[Date Prev][Date Next][Thread Prev][Thread Next][Date Index][Thread Index]

Re: [idn] Re: Legacy charset conversion in draft-ietf-idn-idna-08.txt (in ksc5601-1987)



One concrete example:  There is one hangul syllable char which is found only in KSC5601-1992.

"똯"  0x8C70   U+B62F  #HANGUL SYLLABLE SSANGTIKEUT WA KIYEOKSIOS

I  typed in this char "똯"  in this mesage from my Outlook Express 6.0.
If you look into the mime header of this message,
  you can find the errornous mime-charset name : "KS_C_5601-1987".  Stupid and Wrong Versioning!

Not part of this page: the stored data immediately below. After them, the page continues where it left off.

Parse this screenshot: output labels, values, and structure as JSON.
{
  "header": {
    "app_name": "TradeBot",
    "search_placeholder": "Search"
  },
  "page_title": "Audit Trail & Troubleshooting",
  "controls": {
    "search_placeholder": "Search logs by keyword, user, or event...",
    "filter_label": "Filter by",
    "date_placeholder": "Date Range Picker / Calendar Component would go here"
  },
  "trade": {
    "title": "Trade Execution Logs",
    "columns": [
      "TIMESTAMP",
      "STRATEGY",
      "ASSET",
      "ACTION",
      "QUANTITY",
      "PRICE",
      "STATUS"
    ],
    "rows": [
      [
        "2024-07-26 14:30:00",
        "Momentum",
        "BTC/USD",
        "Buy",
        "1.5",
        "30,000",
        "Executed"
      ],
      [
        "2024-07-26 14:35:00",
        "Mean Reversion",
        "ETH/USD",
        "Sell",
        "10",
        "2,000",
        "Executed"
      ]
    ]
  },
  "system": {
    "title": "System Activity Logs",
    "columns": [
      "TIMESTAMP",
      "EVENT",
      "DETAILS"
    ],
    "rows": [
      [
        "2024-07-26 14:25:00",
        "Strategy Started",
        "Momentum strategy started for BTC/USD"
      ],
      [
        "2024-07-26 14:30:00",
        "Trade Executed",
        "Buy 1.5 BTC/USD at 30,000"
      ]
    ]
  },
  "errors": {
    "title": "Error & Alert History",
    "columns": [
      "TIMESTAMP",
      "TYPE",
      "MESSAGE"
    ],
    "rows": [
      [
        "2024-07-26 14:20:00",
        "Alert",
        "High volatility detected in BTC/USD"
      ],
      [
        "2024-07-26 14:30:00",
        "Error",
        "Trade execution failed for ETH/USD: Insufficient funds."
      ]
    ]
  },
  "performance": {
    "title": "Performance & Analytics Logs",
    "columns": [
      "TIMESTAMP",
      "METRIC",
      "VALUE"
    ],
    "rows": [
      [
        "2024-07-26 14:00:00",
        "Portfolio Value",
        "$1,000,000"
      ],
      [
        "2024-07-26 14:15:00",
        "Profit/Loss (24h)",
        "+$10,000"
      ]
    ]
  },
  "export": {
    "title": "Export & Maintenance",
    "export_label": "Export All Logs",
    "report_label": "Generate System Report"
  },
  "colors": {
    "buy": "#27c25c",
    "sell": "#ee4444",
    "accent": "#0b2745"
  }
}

Legacy encodings and its versioning conventions were not designed to be used in rigorous identifier contexts,
rather to be used in textual applications like wordprocessors or html pages.
but IRI (IDN) is about to use the legacy encodings  in its own extended way regardless of this caveat.

Soobok Lee

----- Original Message -----
From: "Soobok Lee" <lsb@postel.co.kr>
To: "Mark Davis" <mark@macchiato.com>; "Roozbeh Pournader" <roozbeh@sharif.edu>; "IDN" <idn@ops.ietf.org>
Sent: Tuesday, May 28, 2002 11:59 PM
Subject: Re: [idn] Re: Legacy charset conversion in draft-ietf-idn-idna-08.txt


> How do you think about the variations between  KSC5601-1987 and KSC5601-1992 ?
> The latter one has thousands of new hangul syllable characters (johab), but often
> has been tagged as shorter "KSC5601" or interchangably as "EUC-KR". Obviously,
> This loose versioning convention,which is found everywhere from Outlook , MSIE , Hotmail, and  Netscape
> Navigator,  would cause  unnoticeable failures and security problems.
> For example, if  the sender encloses  hangul IRI including such hangul legacy-encoded IDN in his outgoing email message,
> the recipient with old s/w  may be unable to convert  it into Unicode.
> What if  that happens between  machine client and servers?
>
> Soobok Lee
>
> ----- Original Message -----
> From: "Mark Davis" <mark@macchiato.com>
>  >
> > However, all this being said and done, the variations are usually a
> > very small percent of the total, and usually restricted to a few
> > punctuation or symbols. And to the best of my knowledge, people do not
> > vary in how they interpret the ISO 8859 series. Thus while the
> > document wants to point to the problem, it would be misleading to give
> > people the impression that a large number of characters will cause
> > security problems, when it is really restricted to a very small number
> > of cases.
> >
> > What would be productive and useful would be to identify and list
> > those characters that could have problems in practice.
> >
> > Mark
> > __________
> >
> > http://www.macchiato.com
> >
> >  “Eppur si muove”
> > ----- Original Message -----
> > From: "Roozbeh Pournader" <roozbeh@sharif.edu>
> > To: "IDN" <idn@ops.ietf.org>
> > Sent: Tuesday, May 28, 2002 05:22
> > Subject: Re: [idn] Re: Legacy charset conversion in
> > draft-ietf-idn-idna-08.txt
> >
> >
> > >
> > > > The basic attack: Alice runs on host that uses Latin-1 for
> > > > input/output and enters www.µbank.com (where µ is 8859-1 0xB5).
> > The
> > > > domain is registered using U+00B5, but Alice's application
> > transcode
> > > > the string using U+03BC.  Either Alice can't connect (if the other
> > > > domain doesn't exist) or she ends up talking to someone else (if
> > the
> > > > other domain does exist).
> > >
> > > I'm sorry, but your example doesn't work. In nameprep, when doing
> > Unicode
> > > Normalization, U+00B5 is mapped to U+03BC. So these will be the same
> > > domain name, and have the same ACE label.
> > >
> > > roozbeh
> > >
> > >
> > >
> >
>